In Part 3 of this series on . . .
How To Systematically Build A Multimillion Dollar Practice That Is Highly Sellable . . . Working Way Less . . .we discussed how to Create Patients for Life.
In Success Key Part 4, we’ll discuss how to Lock in Results.
I have referenced having “systems” in place several times in this 4-part series. The reason is that they ensure that the processes you put in place continue to produce the desired results.
I am not a fan of tons of reports and data gathering. This may surprise you but information overload leads people to put up their protective barrier and simply ignore data and information.
What I am a fan of is having the right KEY data and information that are focused on mission critical metrics that drive the practice. Here are a few of those:
- Number of leads/inquiries per marketing vehicle or method, i.e. AdWords.
- The average cost per lead per marketing vehicle
- The average cost of patient acquisition per marketing vehicle
Armed with this simple information you can make intelligent marketing decisions and know where to put your focus if they are underperforming. When a client realizes that one vehicle is costing them $126 a patient and another $867, they take action.

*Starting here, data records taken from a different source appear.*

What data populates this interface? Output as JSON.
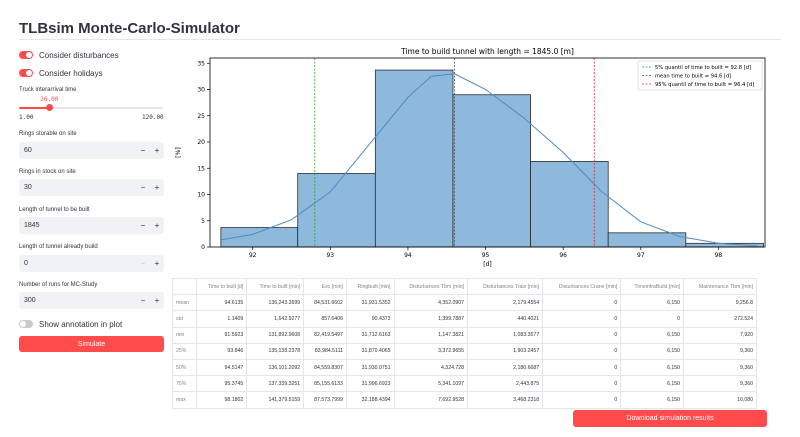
{
  "app": {
    "title": "TLBsim Monte-Carlo-Simulator"
  },
  "sidebar": {
    "consider_disturbances": {
      "label": "Consider disturbances",
      "on": true
    },
    "consider_holidays": {
      "label": "Consider holidays",
      "on": true
    },
    "truck_interarrival": {
      "label": "Truck interarrival time",
      "value": "26.00",
      "value_num": 26,
      "min": "1.00",
      "max": "120.00",
      "min_num": 1,
      "max_num": 120
    },
    "rings_storable": {
      "label": "Rings storable on site",
      "value": "60"
    },
    "rings_in_stock": {
      "label": "Rings in stock on site",
      "value": "30"
    },
    "tunnel_length": {
      "label": "Length of tunnel to be built",
      "value": "1845"
    },
    "tunnel_built": {
      "label": "Length of tunnel already build",
      "value": "0"
    },
    "mc_runs": {
      "label": "Number of runs for MC-Study",
      "value": "300"
    },
    "show_annotation": {
      "label": "Show annotation in plot",
      "on": false
    },
    "simulate_label": "Simulate",
    "minus": "−",
    "plus": "+"
  },
  "chart_data": {
    "type": "bar",
    "title": "Time to build tunnel with length = 1845.0 [m]",
    "xlabel": "[d]",
    "ylabel": "[%]",
    "xlim": [
      91.45,
      98.6
    ],
    "ylim": [
      0,
      36
    ],
    "xticks": [
      92,
      93,
      94,
      95,
      96,
      97,
      98
    ],
    "yticks": [
      0,
      5,
      10,
      15,
      20,
      25,
      30,
      35
    ],
    "bins": [
      {
        "x0": 91.59,
        "x1": 92.58,
        "value": 3.7
      },
      {
        "x0": 92.58,
        "x1": 93.58,
        "value": 14.0
      },
      {
        "x0": 93.58,
        "x1": 94.58,
        "value": 33.7
      },
      {
        "x0": 94.58,
        "x1": 95.58,
        "value": 29.0
      },
      {
        "x0": 95.58,
        "x1": 96.58,
        "value": 16.3
      },
      {
        "x0": 96.58,
        "x1": 97.58,
        "value": 2.7
      },
      {
        "x0": 97.58,
        "x1": 98.58,
        "value": 0.7
      }
    ],
    "kde": [
      [
        91.6,
        1.4
      ],
      [
        92.0,
        2.4
      ],
      [
        92.5,
        5.2
      ],
      [
        93.0,
        10.5
      ],
      [
        93.5,
        19.5
      ],
      [
        94.0,
        28.5
      ],
      [
        94.3,
        32.5
      ],
      [
        94.6,
        33.0
      ],
      [
        95.0,
        30.0
      ],
      [
        95.5,
        24.5
      ],
      [
        96.0,
        18.0
      ],
      [
        96.5,
        10.5
      ],
      [
        97.0,
        4.8
      ],
      [
        97.5,
        2.0
      ],
      [
        98.0,
        0.7
      ],
      [
        98.5,
        0.2
      ]
    ],
    "vlines": [
      {
        "x": 92.8,
        "label": "5% quantil of time to built = 92.8 [d]",
        "color": "#2ca02c"
      },
      {
        "x": 94.6,
        "label": "mean time to built = 94.6 [d]",
        "color": "#555555"
      },
      {
        "x": 96.4,
        "label": "95% quantil of time to built = 96.4 [d]",
        "color": "#d62728"
      }
    ],
    "bar_color": "#8eb9dc",
    "kde_color": "#4f8cbf",
    "legend_position": "top-right"
  },
  "table": {
    "headers": [
      "",
      "Time to built [d]",
      "Time to built [min]",
      "Exc [min]",
      "Ringbuilt [min]",
      "Disturbances Tbm [min]",
      "Disturbances Train [min]",
      "Disturbances Crane [min]",
      "TimeinfraBuild [min]",
      "Maintenance Tbm [min]"
    ],
    "rows": [
      [
        "mean",
        "94.6135",
        "136,243.3699",
        "84,531.6602",
        "31,931.5352",
        "4,352.0907",
        "2,179.4554",
        "0",
        "6,150",
        "9,256.8"
      ],
      [
        "std",
        "1.1409",
        "1,642.9277",
        "857.6406",
        "90.4373",
        "1,399.7887",
        "440.4021",
        "0",
        "0",
        "272.524"
      ],
      [
        "min",
        "91.5923",
        "131,892.9608",
        "82,419.5497",
        "31,712.6163",
        "1,147.3821",
        "1,083.3577",
        "0",
        "6,150",
        "7,920"
      ],
      [
        "25%",
        "93.846",
        "135,138.2378",
        "83,984.5111",
        "31,870.4065",
        "3,372.9655",
        "1,903.2457",
        "0",
        "6,150",
        "9,360"
      ],
      [
        "50%",
        "94.5147",
        "136,101.2092",
        "84,559.8307",
        "31,930.0751",
        "4,324.728",
        "2,180.6687",
        "0",
        "6,150",
        "9,360"
      ],
      [
        "75%",
        "95.3745",
        "137,339.3251",
        "85,155.6133",
        "31,996.6923",
        "5,341.1097",
        "2,443.875",
        "0",
        "6,150",
        "9,360"
      ],
      [
        "max",
        "98.1802",
        "141,379.5159",
        "87,573.7999",
        "32,188.4394",
        "7,692.9528",
        "3,468.2318",
        "0",
        "6,150",
        "10,080"
      ]
    ]
  },
  "download_label": "Download simulation results"
}
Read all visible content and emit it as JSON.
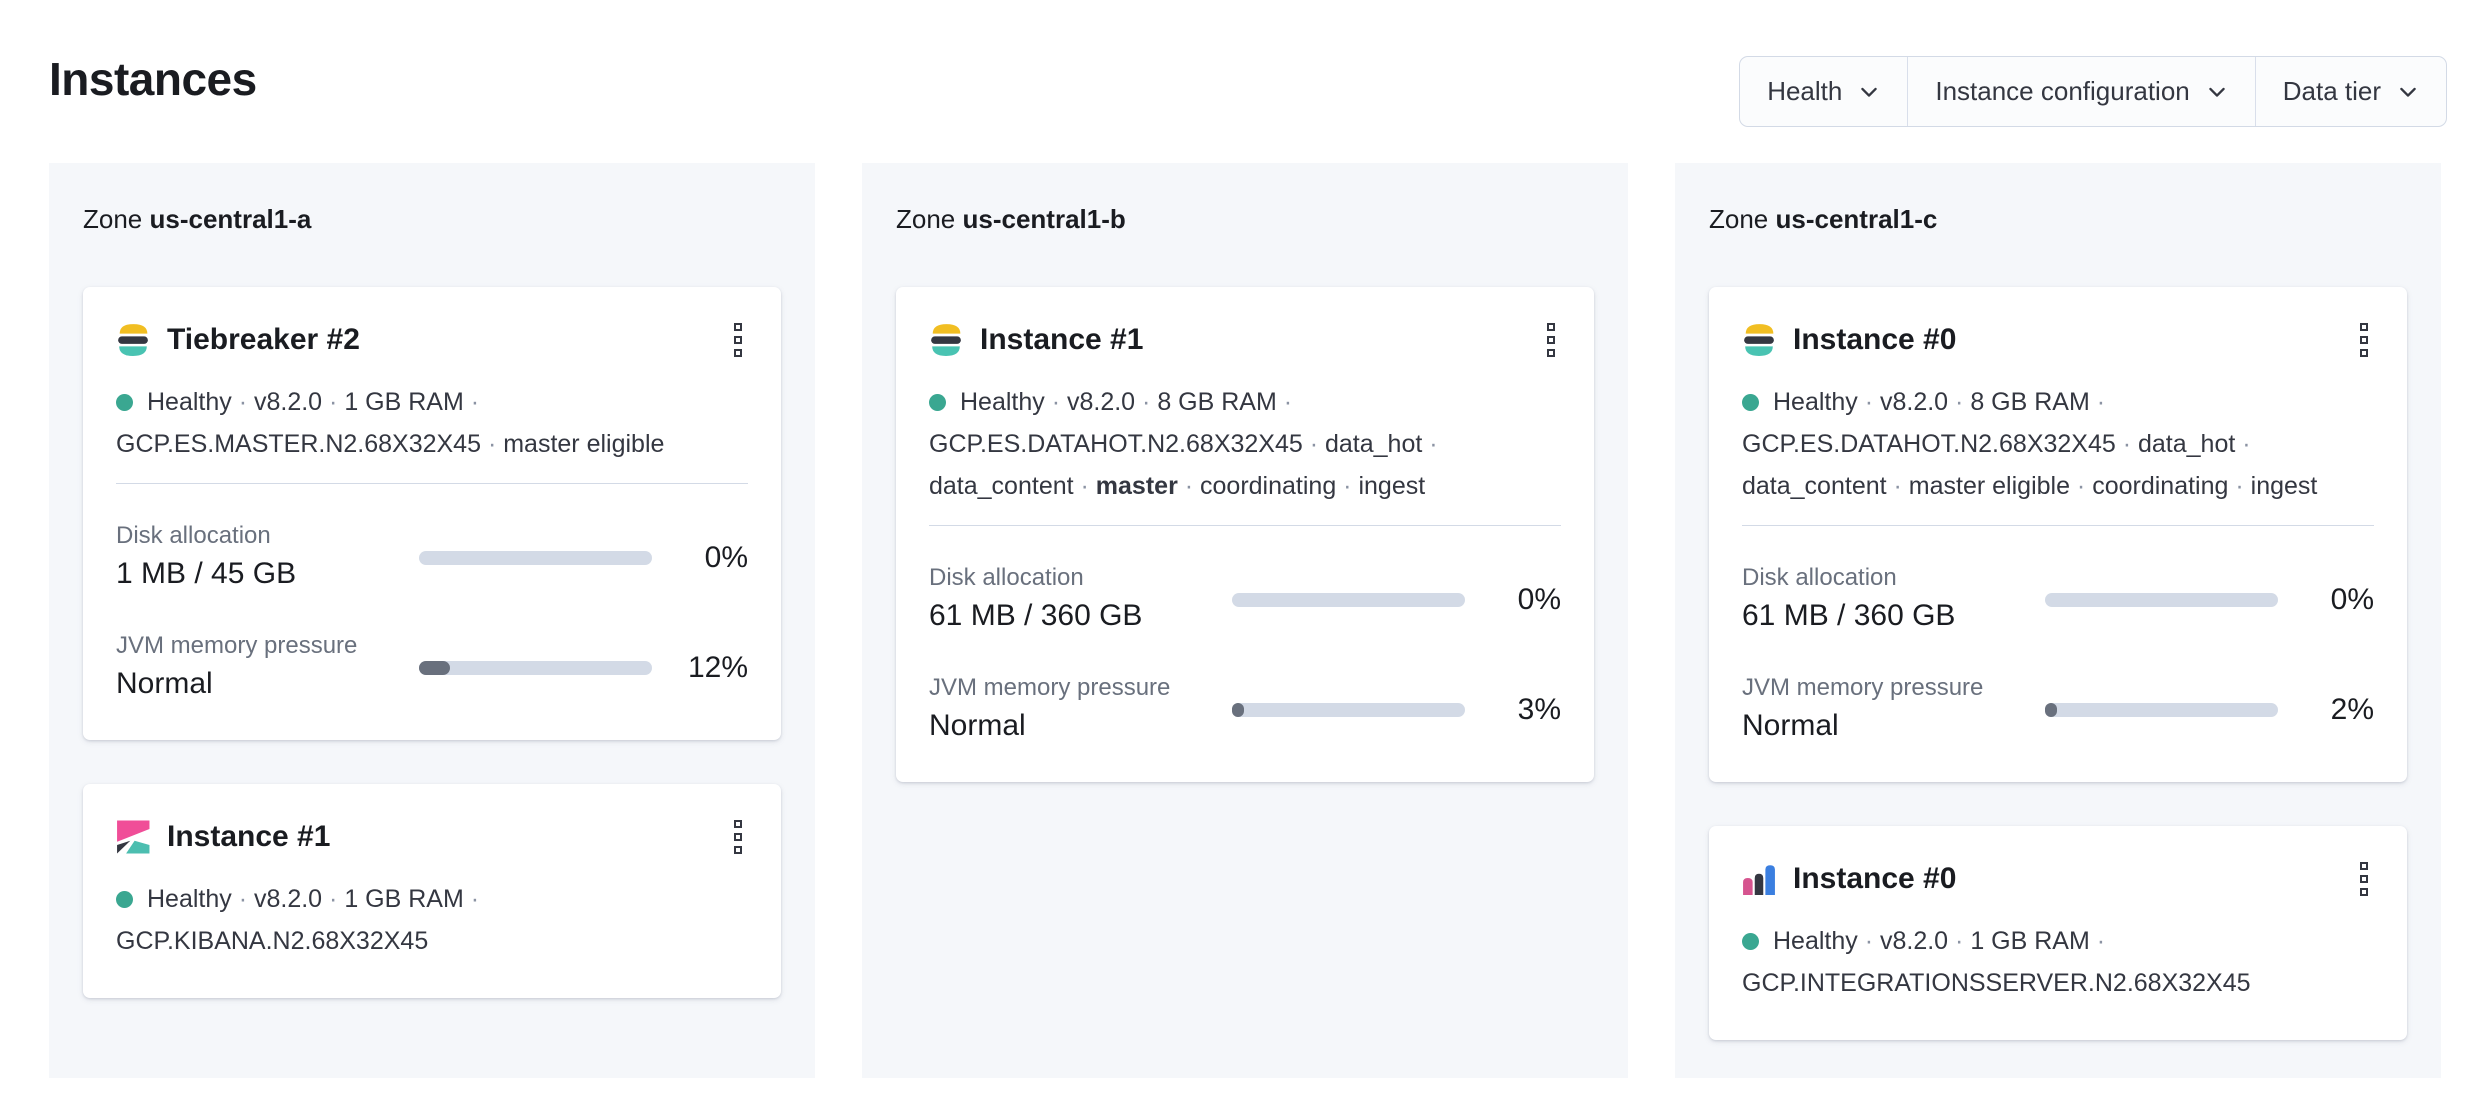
{
  "page": {
    "title": "Instances"
  },
  "filters": [
    {
      "label": "Health"
    },
    {
      "label": "Instance configuration"
    },
    {
      "label": "Data tier"
    }
  ],
  "colors": {
    "healthy_dot": "#3aa791",
    "bar_track": "#d3dae6",
    "bar_fill": "#69707d",
    "zone_panel_bg": "#f5f7fa",
    "elastic_yellow": "#f1be22",
    "elastic_dark": "#343741",
    "elastic_teal": "#49c3b2",
    "kibana_pink": "#f04e98",
    "kibana_dark": "#343741",
    "kibana_teal": "#4cbeb0",
    "integrations_pink": "#d6548f",
    "integrations_dark": "#343741",
    "integrations_blue": "#3b7fe0"
  },
  "zones": [
    {
      "label_prefix": "Zone",
      "name": "us-central1-a",
      "instances": [
        {
          "logo": "elasticsearch",
          "title": "Tiebreaker #2",
          "status_segments": [
            {
              "text": "Healthy"
            },
            {
              "text": "v8.2.0"
            },
            {
              "text": "1 GB RAM"
            },
            {
              "text": "GCP.ES.MASTER.N2.68X32X45"
            },
            {
              "text": "master eligible"
            }
          ],
          "metrics": [
            {
              "label": "Disk allocation",
              "value": "1 MB / 45 GB",
              "percent_label": "0%",
              "fill_percent": 0
            },
            {
              "label": "JVM memory pressure",
              "value": "Normal",
              "percent_label": "12%",
              "fill_percent": 12
            }
          ]
        },
        {
          "logo": "kibana",
          "title": "Instance #1",
          "status_segments": [
            {
              "text": "Healthy"
            },
            {
              "text": "v8.2.0"
            },
            {
              "text": "1 GB RAM"
            },
            {
              "text": "GCP.KIBANA.N2.68X32X45"
            }
          ],
          "metrics": []
        }
      ]
    },
    {
      "label_prefix": "Zone",
      "name": "us-central1-b",
      "instances": [
        {
          "logo": "elasticsearch",
          "title": "Instance #1",
          "status_segments": [
            {
              "text": "Healthy"
            },
            {
              "text": "v8.2.0"
            },
            {
              "text": "8 GB RAM"
            },
            {
              "text": "GCP.ES.DATAHOT.N2.68X32X45"
            },
            {
              "text": "data_hot"
            },
            {
              "text": "data_content"
            },
            {
              "text": "master",
              "bold": true
            },
            {
              "text": "coordinating"
            },
            {
              "text": "ingest"
            }
          ],
          "metrics": [
            {
              "label": "Disk allocation",
              "value": "61 MB / 360 GB",
              "percent_label": "0%",
              "fill_percent": 0
            },
            {
              "label": "JVM memory pressure",
              "value": "Normal",
              "percent_label": "3%",
              "fill_percent": 3
            }
          ]
        }
      ]
    },
    {
      "label_prefix": "Zone",
      "name": "us-central1-c",
      "instances": [
        {
          "logo": "elasticsearch",
          "title": "Instance #0",
          "status_segments": [
            {
              "text": "Healthy"
            },
            {
              "text": "v8.2.0"
            },
            {
              "text": "8 GB RAM"
            },
            {
              "text": "GCP.ES.DATAHOT.N2.68X32X45"
            },
            {
              "text": "data_hot"
            },
            {
              "text": "data_content"
            },
            {
              "text": "master eligible"
            },
            {
              "text": "coordinating"
            },
            {
              "text": "ingest"
            }
          ],
          "metrics": [
            {
              "label": "Disk allocation",
              "value": "61 MB / 360 GB",
              "percent_label": "0%",
              "fill_percent": 0
            },
            {
              "label": "JVM memory pressure",
              "value": "Normal",
              "percent_label": "2%",
              "fill_percent": 2
            }
          ]
        },
        {
          "logo": "integrations-server",
          "title": "Instance #0",
          "status_segments": [
            {
              "text": "Healthy"
            },
            {
              "text": "v8.2.0"
            },
            {
              "text": "1 GB RAM"
            },
            {
              "text": "GCP.INTEGRATIONSSERVER.N2.68X32X45"
            }
          ],
          "metrics": []
        }
      ]
    }
  ]
}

- New Patients Key Metrics, such as conversion to wellness/care plans is important as well (assuming of course that this is best for the patient). What level of care is also an important metric. And if you have more than one doctor or intake person, comparing results is vital as well.
- Patient Data, including average patient visits. When patients drop out of care and average visit dollars are clearly important as well.

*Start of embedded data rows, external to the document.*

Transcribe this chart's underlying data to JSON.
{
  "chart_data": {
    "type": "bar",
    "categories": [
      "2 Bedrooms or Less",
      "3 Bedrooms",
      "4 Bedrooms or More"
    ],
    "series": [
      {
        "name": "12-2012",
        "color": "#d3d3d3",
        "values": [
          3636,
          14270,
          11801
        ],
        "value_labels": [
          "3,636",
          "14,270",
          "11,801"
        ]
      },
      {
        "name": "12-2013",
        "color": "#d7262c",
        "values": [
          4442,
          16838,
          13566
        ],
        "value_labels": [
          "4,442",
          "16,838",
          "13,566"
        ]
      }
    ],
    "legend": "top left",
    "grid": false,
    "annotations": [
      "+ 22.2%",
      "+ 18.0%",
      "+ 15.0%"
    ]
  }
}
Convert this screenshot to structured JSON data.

My goal here is not to create a detailed list of the metrics but instead share the importance of identifying YOUR most important metrics and ensuring that these are reviewed and acted upon regularly.Reports
The frequency of reports is another issue. When I see a lot of daily reports, I know that the vast majority are being generated too often, which leads to them being ignored. Too many things change daily that are not significant at all: one day the number of patients is slow, the next off the charts. It is the averages and trends that matter. Weekly reports provide a nice “at a glance” view, but again things change too much week to week. For most reports, monthly reporting is adequate for a thorough review.
The most valuable reports are “trended” reports that let you look at the performance of your top metrics over time, i.e. January–December and year over year. These provide not only clear signs of progress or deterioration in performance but are also really quick to review.
The RIGHT reports allow you to Lock in Results by setting alarms, meaning acceptable ranges of performance. If the average weekly patient visit drops below 200, for example, the trended report will show that. If they top 250, it will show that as well. And because you trend these results, there is no need for panic or too much celebration until the negative or positive trend repeats itself.
I encourage you to identify your top 4–5 metrics and ensure that you have accurate, timely, and trended reports on these.